In an announcement of Perronne’s “complete victory,” his attorney, Thomas Benages, hailed the tribunal’s finding that doctors are entitled to debate and criticize health policies.


“By these fundamental decisions, the Disciplinary Chamber has reaffirmed the freedom of expression enjoyed by university doctors,” Benages wrote, “while highlighting the preponderant role played by Professor Perronne during the health crisis by bringing contradiction to the government and having”—as the decision stated—“‘a discordant voice on a subject of general interest.’ ”


The tribunal’s finding did not specifically endorse Perronne’s views, but rather his right to speak them. I asked him what he thought of the ruling.

“You can just say that I am very happy, since the Disciplinary chamber wrote that in view of my national and international expertise, I had not only the right to give a divergent opinion from the official policy, but it was an obligation for me to speak out, if I did not agree!

This statement is fantastic.”

As his lawyer wrote, “the Disciplinary Chamber simply came to reaffirm the values of our democracy.”


Significantly, the ruling said Perronne’s statements were not “anti-vax” expressions, his lawyer wrote, eliminating a rhetorical weapon that was used “in order to censor him.”

A Familiar Story

The cost to Perronne’s reputation is all too familiar to American physicians who reject U.S. covid dictates that disallow treatments like hydroxychloroquine, ivermectin, and other proven generics. He, like them, sees a disease that could have been managed with available drugs and without vaccination across all age and risk groups. He believes vaccinations are causing harm.
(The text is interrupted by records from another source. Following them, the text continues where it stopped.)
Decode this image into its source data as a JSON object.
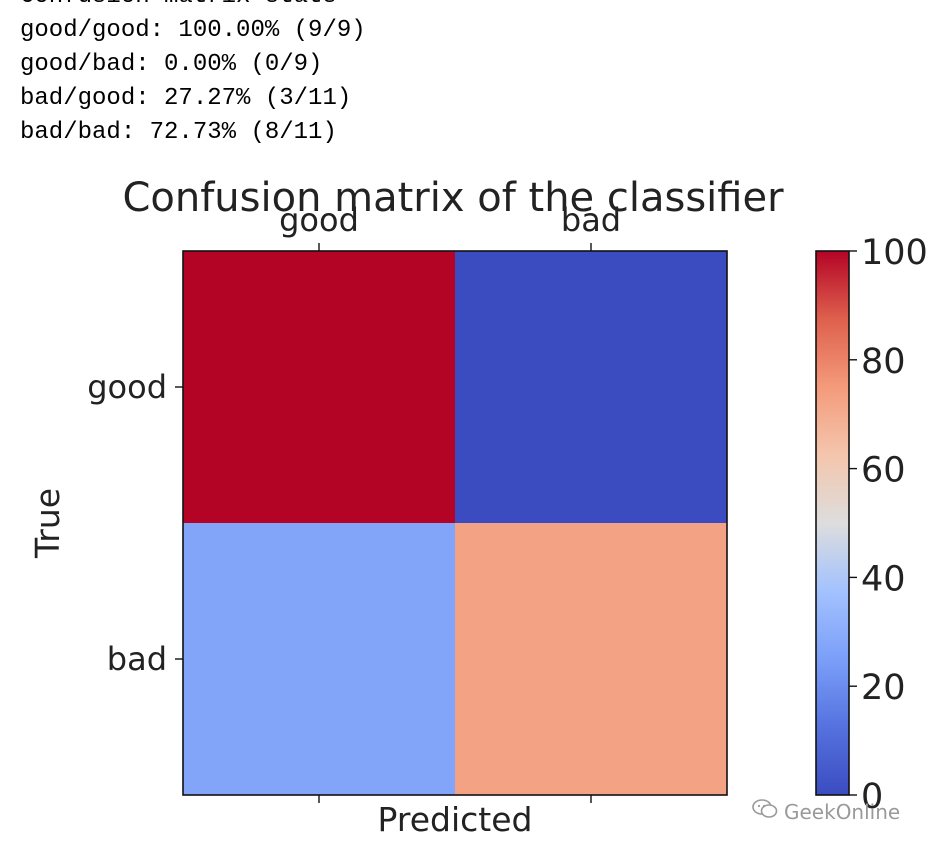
{
  "console": {
    "clipped_line": "Confusion matrix stats",
    "lines": [
      "good/good: 100.00% (9/9)",
      "good/bad: 0.00% (0/9)",
      "bad/good: 27.27% (3/11)",
      "bad/bad: 72.73% (8/11)"
    ]
  },
  "chart_data": {
    "type": "heatmap",
    "title": "Confusion matrix of the classifier",
    "xlabel": "Predicted",
    "ylabel": "True",
    "x_categories": [
      "good",
      "bad"
    ],
    "y_categories": [
      "good",
      "bad"
    ],
    "values": [
      [
        100.0,
        0.0
      ],
      [
        27.27,
        72.73
      ]
    ],
    "colormap": "coolwarm",
    "colorbar": {
      "min": 0,
      "max": 100,
      "ticks": [
        0,
        20,
        40,
        60,
        80,
        100
      ]
    },
    "x_tick_position": "top"
  },
  "watermark": {
    "text": "GeekOnline",
    "icon": "wechat-icon"
  }
}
“I’m very worried because we know that some people died a few days or a few weeks after the injection,” he said, adding that he personally knows of three deaths of young people, 17 to 20 years old. Add to that heart problems, strokes, excess non-covid deaths, possible sterility, and cancer.


“I have no scientific proof but what I can see from the U.S., different countries, and France, many oncologists are saying we never saw such a huge amount of cancer cases,” he told me. “Unfortunately, I don’t think all the statistics are reliable today, but it’s a signal.”
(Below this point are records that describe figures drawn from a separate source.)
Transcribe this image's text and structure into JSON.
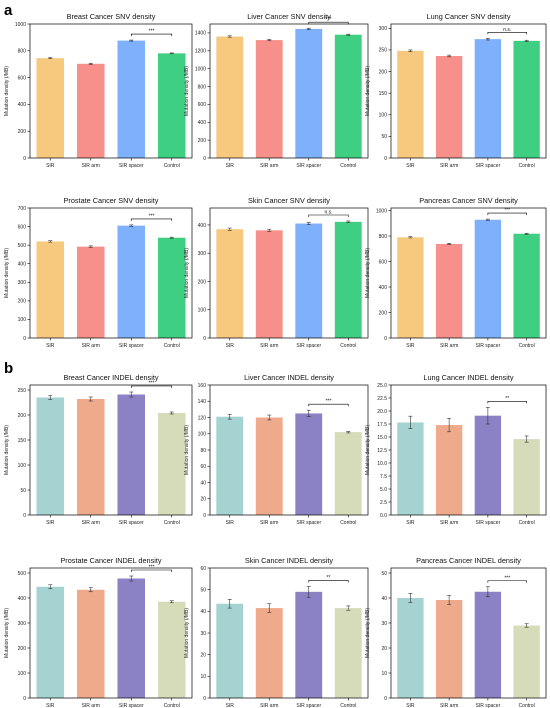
{
  "panel_labels": [
    "a",
    "b"
  ],
  "ylabel": "Mutation density (/MB)",
  "palettes": {
    "snv": [
      "#f6c97f",
      "#f7908a",
      "#7fb0fb",
      "#3ecf82"
    ],
    "indel": [
      "#a4d3d2",
      "#efaa8c",
      "#8a82c4",
      "#d6dcba"
    ]
  },
  "chart_data": [
    {
      "type": "bar",
      "title": "Breast Cancer SNV density",
      "ylabel": "Mutation density (/MB)",
      "categories": [
        "SIR",
        "SIR arm",
        "SIR spacer",
        "Control"
      ],
      "values": [
        745,
        703,
        876,
        781
      ],
      "errors": [
        4,
        4,
        4,
        3
      ],
      "ylim": [
        0,
        1000
      ],
      "yticks": [
        0,
        200,
        400,
        600,
        800,
        1000
      ],
      "palette": "snv",
      "significance": {
        "from": 2,
        "to": 3,
        "label": "***"
      }
    },
    {
      "type": "bar",
      "title": "Liver Cancer SNV density",
      "ylabel": "Mutation density (/MB)",
      "categories": [
        "SIR",
        "SIR arm",
        "SIR spacer",
        "Control"
      ],
      "values": [
        1360,
        1320,
        1445,
        1380
      ],
      "errors": [
        8,
        8,
        8,
        6
      ],
      "ylim": [
        0,
        1500
      ],
      "yticks": [
        0,
        200,
        400,
        600,
        800,
        1000,
        1200,
        1400
      ],
      "palette": "snv",
      "significance": {
        "from": 2,
        "to": 3,
        "label": "***"
      }
    },
    {
      "type": "bar",
      "title": "Lung Cancer SNV density",
      "ylabel": "Mutation density (/MB)",
      "categories": [
        "SIR",
        "SIR arm",
        "SIR spacer",
        "Control"
      ],
      "values": [
        248,
        236,
        275,
        271
      ],
      "errors": [
        2,
        2,
        2,
        1.5
      ],
      "ylim": [
        0,
        310
      ],
      "yticks": [
        0,
        50,
        100,
        150,
        200,
        250,
        300
      ],
      "palette": "snv",
      "significance": {
        "from": 2,
        "to": 3,
        "label": "n.s."
      }
    },
    {
      "type": "bar",
      "title": "Prostate Cancer SNV density",
      "ylabel": "Mutation density (/MB)",
      "categories": [
        "SIR",
        "SIR arm",
        "SIR spacer",
        "Control"
      ],
      "values": [
        520,
        492,
        605,
        540
      ],
      "errors": [
        4,
        4,
        4,
        3
      ],
      "ylim": [
        0,
        700
      ],
      "yticks": [
        0,
        100,
        200,
        300,
        400,
        500,
        600,
        700
      ],
      "palette": "snv",
      "significance": {
        "from": 2,
        "to": 3,
        "label": "***"
      }
    },
    {
      "type": "bar",
      "title": "Skin Cancer SNV density",
      "ylabel": "Mutation density (/MB)",
      "categories": [
        "SIR",
        "SIR arm",
        "SIR spacer",
        "Control"
      ],
      "values": [
        385,
        381,
        405,
        411
      ],
      "errors": [
        4,
        4,
        4,
        3
      ],
      "ylim": [
        0,
        460
      ],
      "yticks": [
        0,
        100,
        200,
        300,
        400
      ],
      "palette": "snv",
      "significance": {
        "from": 2,
        "to": 3,
        "label": "n.s."
      }
    },
    {
      "type": "bar",
      "title": "Pancreas Cancer SNV density",
      "ylabel": "Mutation density (/MB)",
      "categories": [
        "SIR",
        "SIR arm",
        "SIR spacer",
        "Control"
      ],
      "values": [
        790,
        738,
        928,
        818
      ],
      "errors": [
        5,
        5,
        5,
        4
      ],
      "ylim": [
        0,
        1020
      ],
      "yticks": [
        0,
        200,
        400,
        600,
        800,
        1000
      ],
      "palette": "snv",
      "significance": {
        "from": 2,
        "to": 3,
        "label": "***"
      }
    },
    {
      "type": "bar",
      "title": "Breast Cancer INDEL density",
      "ylabel": "Mutation density (/MB)",
      "categories": [
        "SIR",
        "SIR arm",
        "SIR spacer",
        "Control"
      ],
      "values": [
        235,
        232,
        241,
        204
      ],
      "errors": [
        4,
        4,
        5,
        2
      ],
      "ylim": [
        0,
        260
      ],
      "yticks": [
        0,
        50,
        100,
        150,
        200,
        250
      ],
      "palette": "indel",
      "significance": {
        "from": 2,
        "to": 3,
        "label": "***"
      }
    },
    {
      "type": "bar",
      "title": "Liver Cancer INDEL density",
      "ylabel": "Mutation density (/MB)",
      "categories": [
        "SIR",
        "SIR arm",
        "SIR spacer",
        "Control"
      ],
      "values": [
        121,
        120,
        125,
        102
      ],
      "errors": [
        3,
        3,
        4,
        1
      ],
      "ylim": [
        0,
        160
      ],
      "yticks": [
        0,
        20,
        40,
        60,
        80,
        100,
        120,
        140,
        160
      ],
      "palette": "indel",
      "significance": {
        "from": 2,
        "to": 3,
        "label": "***"
      }
    },
    {
      "type": "bar",
      "title": "Lung Cancer INDEL density",
      "ylabel": "Mutation density (/MB)",
      "categories": [
        "SIR",
        "SIR arm",
        "SIR spacer",
        "Control"
      ],
      "values": [
        17.8,
        17.3,
        19.1,
        14.6
      ],
      "errors": [
        1.2,
        1.3,
        1.6,
        0.6
      ],
      "ylim": [
        0,
        25
      ],
      "yticks": [
        0,
        2.5,
        5.0,
        7.5,
        10.0,
        12.5,
        15.0,
        17.5,
        20.0,
        22.5,
        25.0
      ],
      "palette": "indel",
      "significance": {
        "from": 2,
        "to": 3,
        "label": "**"
      }
    },
    {
      "type": "bar",
      "title": "Prostate Cancer INDEL density",
      "ylabel": "Mutation density (/MB)",
      "categories": [
        "SIR",
        "SIR arm",
        "SIR spacer",
        "Control"
      ],
      "values": [
        445,
        433,
        478,
        385
      ],
      "errors": [
        8,
        8,
        10,
        4
      ],
      "ylim": [
        0,
        520
      ],
      "yticks": [
        0,
        100,
        200,
        300,
        400,
        500
      ],
      "palette": "indel",
      "significance": {
        "from": 2,
        "to": 3,
        "label": "***"
      }
    },
    {
      "type": "bar",
      "title": "Skin Cancer INDEL density",
      "ylabel": "Mutation density (/MB)",
      "categories": [
        "SIR",
        "SIR arm",
        "SIR spacer",
        "Control"
      ],
      "values": [
        43.5,
        41.5,
        49,
        41.5
      ],
      "errors": [
        2,
        2,
        2.5,
        1
      ],
      "ylim": [
        0,
        60
      ],
      "yticks": [
        0,
        10,
        20,
        30,
        40,
        50,
        60
      ],
      "palette": "indel",
      "significance": {
        "from": 2,
        "to": 3,
        "label": "**"
      }
    },
    {
      "type": "bar",
      "title": "Pancreas Cancer INDEL density",
      "ylabel": "Mutation density (/MB)",
      "categories": [
        "SIR",
        "SIR arm",
        "SIR spacer",
        "Control"
      ],
      "values": [
        40,
        39.2,
        42.5,
        29
      ],
      "errors": [
        1.8,
        1.8,
        2,
        0.7
      ],
      "ylim": [
        0,
        52
      ],
      "yticks": [
        0,
        10,
        20,
        30,
        40,
        50
      ],
      "palette": "indel",
      "significance": {
        "from": 2,
        "to": 3,
        "label": "***"
      }
    }
  ]
}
“I know personal cases of malignant lymphoma that developed weeks after the vaccine,” he said. “I think it’s something serious.”


I have long known Dr. Perronne as a champion of patients with long-term Lyme disease, who have prolonged symptoms that are dismissed by mainstream medicine. He endorsed my book on Lyme disease in 2018. A physician without conflicts of interest—he broke ties early on after briefly working with the pharmaceutical industry—he is respected in the United States as well as in France.


“I wasn’t corrupted,” Perronne said. He has even written a second book on the government’s woeful covid management. Decidedly, THEY still haven’t understood anything! is the title.


Will the truth about covid and the vaccines come out? I asked him in our interview in Paris.


“It already came out,” he said. “The problem is the media does not speak about that.”